5) İkinci kısım ise şeref, zenginlik, zevk veya başka şeyler gibi cahil şehre ait bazı amaçlar peşinde koşan insanlardır. Onlar erdemli şehrin kanunlarının buna engel olduğunu görünce, erdemli şehrin görüşlerine karşı çıkarlar ve ister hakikatin misalleri olsunlar, isterse onun bizzat kendisi olsunlar onların hepsini yanlış diye reddetmeye çalışırlar. Misallerin çürütülmesi iki şekilde olur: 1) Onlarda, kendilerine karşı çıkılabilecek noktaların gösterilmesiyle, 2) mugalâta yapmak, bilinçli olarak karşısındaki aldatmak suretiyle. Hakikatin kendisi ise ancak mugalâtalarla ve bilinçli aldatma ile reddedilebilir. Bütün bunlar sadece onların cahilce ve çirkin olan amaçlarını engelleyen her şeyin ortadan kaldırılması maksadıyla yapılır. O halde bu insanların erdemli şehrin kısımları arasına katılmamaları gerekir.

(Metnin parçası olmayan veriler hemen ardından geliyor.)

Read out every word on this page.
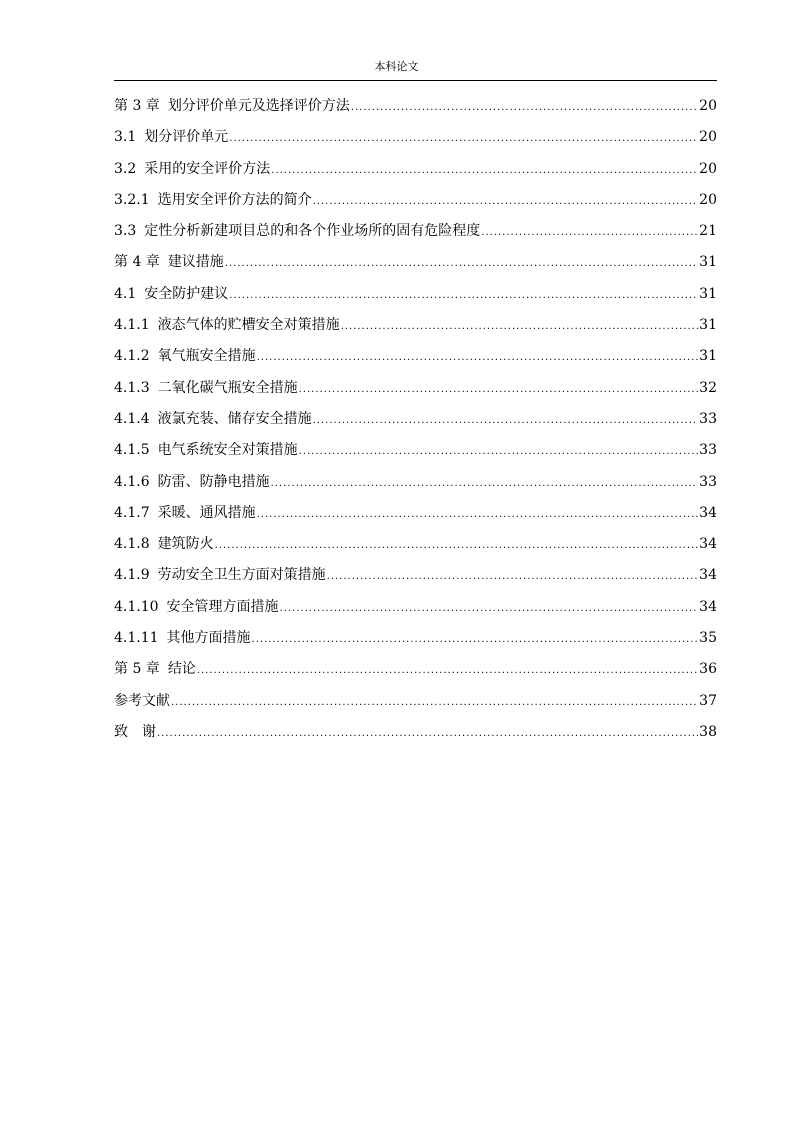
本科论文
第 3 章 划分评价单元及选择评价方法 .....	20
3.1 划分评价单元 .....	20
3.2 采用的安全评价方法 .....	20
3.2.1 选用安全评价方法的简介 .....	20
3.3 定性分析新建项目总的和各个作业场所的固有危险程度 .....	21
第 4 章 建议措施 .....	31
4.1 安全防护建议 .....	31
4.1.1 液态气体的贮槽安全对策措施 .....	31
4.1.2 氧气瓶安全措施 .....	31
4.1.3 二氧化碳气瓶安全措施 .....	32
4.1.4 液氯充装、储存安全措施 .....	33
4.1.5 电气系统安全对策措施 .....	33
4.1.6 防雷、防静电措施 .....	33
4.1.7 采暖、通风措施 .....	34
4.1.8 建筑防火 .....	34
4.1.9 劳动安全卫生方面对策措施 .....	34
4.1.10 安全管理方面措施 .....	34
4.1.11 其他方面措施 .....	35
第 5 章 结论 .....	36
参考文献 .....	37
致　谢 .....	38
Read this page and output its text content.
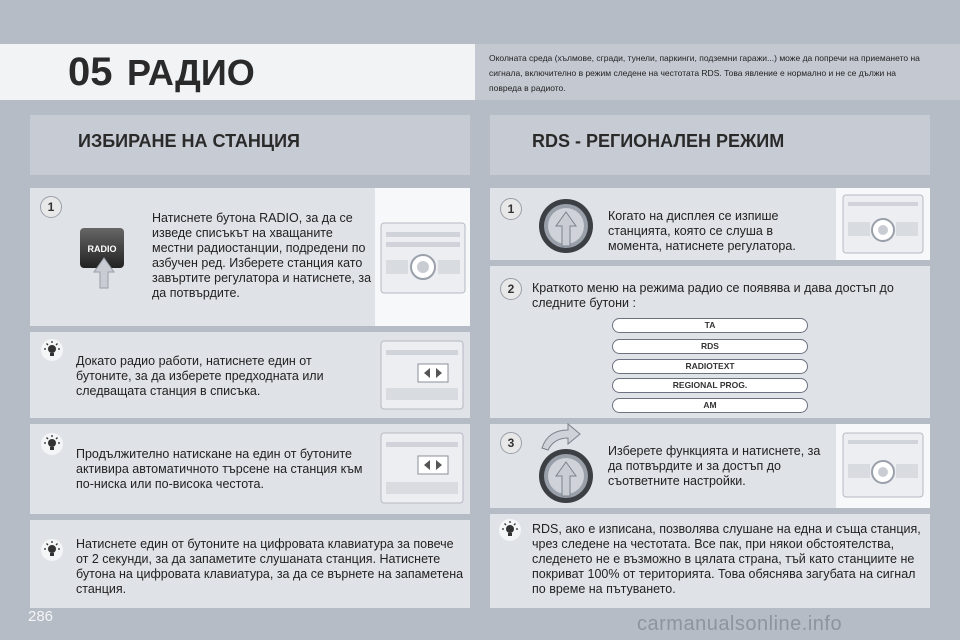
05 РАДИО	Околната среда (хълмове, сгради, тунели, паркинги, подземни гаражи...) може да попречи на приемането на сигнала, включително в режим следене на честотата RDS. Това явление е нормално и не се дължи на повреда в радиото.
ИЗБИРАНЕ НА СТАНЦИЯ	RDS - РЕГИОНАЛЕН РЕЖИМ
1
RADIO
Натиснете бутона RADIO, за да се изведе списъкът на хващаните местни радиостанции, подредени по азбучен ред. Изберете станция като завъртите регулатора и натиснете, за да потвърдите.
Докато радио работи, натиснете един от бутоните, за да изберете предходната или следващата станция в списъка.
Продължително натискане на един от бутоните активира автоматичното търсене на станция към по-ниска или по-висока честота.
Натиснете един от бутоните на цифровата клавиатура за повече от 2 секунди, за да запаметите слушаната станция. Натиснете бутона на цифровата клавиатура, за да се върнете на запаметена станция.
1	Когато на дисплея се изпише станцията, която се слуша в момента, натиснете регулатора.
2	Краткото меню на режима радио се появява и дава достъп до следните бутони :
TA
RDS
RADIOTEXT
REGIONAL PROG.
AM
3
Изберете функцията и натиснете, за да потвърдите и за достъп до съответните настройки.
RDS, ако е изписана, позволява слушане на една и съща станция, чрез следене на честотата. Все пак, при някои обстоятелства, следенето не е възможно в цялата страна, тъй като станциите не покриват 100% от територията. Това обяснява загубата на сигнал по време на пътуването.
286	carmanualsonline.info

6) Üçüncü bir grubu da bütün misalleri, onlarda karşı çıkılabilecek noktaların bulunmasından ötürü yanlış diye reddeden kişiler oluşturur. Bunlar ayrıca hakikat; misaller, semboller olarak ortaya konduğunda anlamak ve tanımaktan aciz insanlar olduklarından, kendilerinde karşı çıkılabilecek noktalar bulunmayan misalleri de yanlış diye reddederler. Bunlar, hakikati tanımaları için onun düzeyine yükseltilseler bile, anlayış kusurlarından dolayı şaşırırlar. Böylece onu gerçekte olduğundan farklı şekilde tasavvur ederler ve onun, tasavvur ettikleri şeyin hakikatini gerçekten bilen kişinin hakikat olduğunu iddia ettiği şey olduğunu zannederler. Bu da kendilerine yanlış göründüğünde yanlış diye reddettikleri şeyin, kendilerinin yanlış olarak doğru olduğunu zannettikleri şey olmayıp, herkes tarafından doğru olduğu söylenen doğru şey olduğunu zannederler. Böylece onlar bu nedenden dolayı hakikatin hiç mevcut olmadığı, hakikati bulmak üzere doğru yolda sevk edildiğini zanneden insanın yanılgı içinde olduğunu, insanları doğru yola sevk ettiği söylenen kişinin bu tür iddialar ileri sürerek yalnızca bir yöneticilik mevkii veya benzeri peşinde koşan bir sahtekâr olduğu görüşüne varırlar. Bu insanların bir kısmını bu tür düşünceler, böylece, şüpheciliğe götürür. Bazıları ise bir şeyin insana uzaktan veya rüyada göründüğü şekilde müphem olarak hakikatin var olduğuna, ancak bazı nedenler yüzünden idrak edilemediği ve edilemeyeceğine inanırlar. Böylece onlar hakikati bilen veya onu idrak ettiğini düşünen insanlara karşı duydukları hasetlerinden, onların idrak ettikleri şeyin yanlış ve değersiz olduğunu göstermeye çalışırlar (Fârâbî, el-Medinetü’l-Fâzıla, çev. Ahmet Arslan, Ankara 1990, Sayfa: 91-94).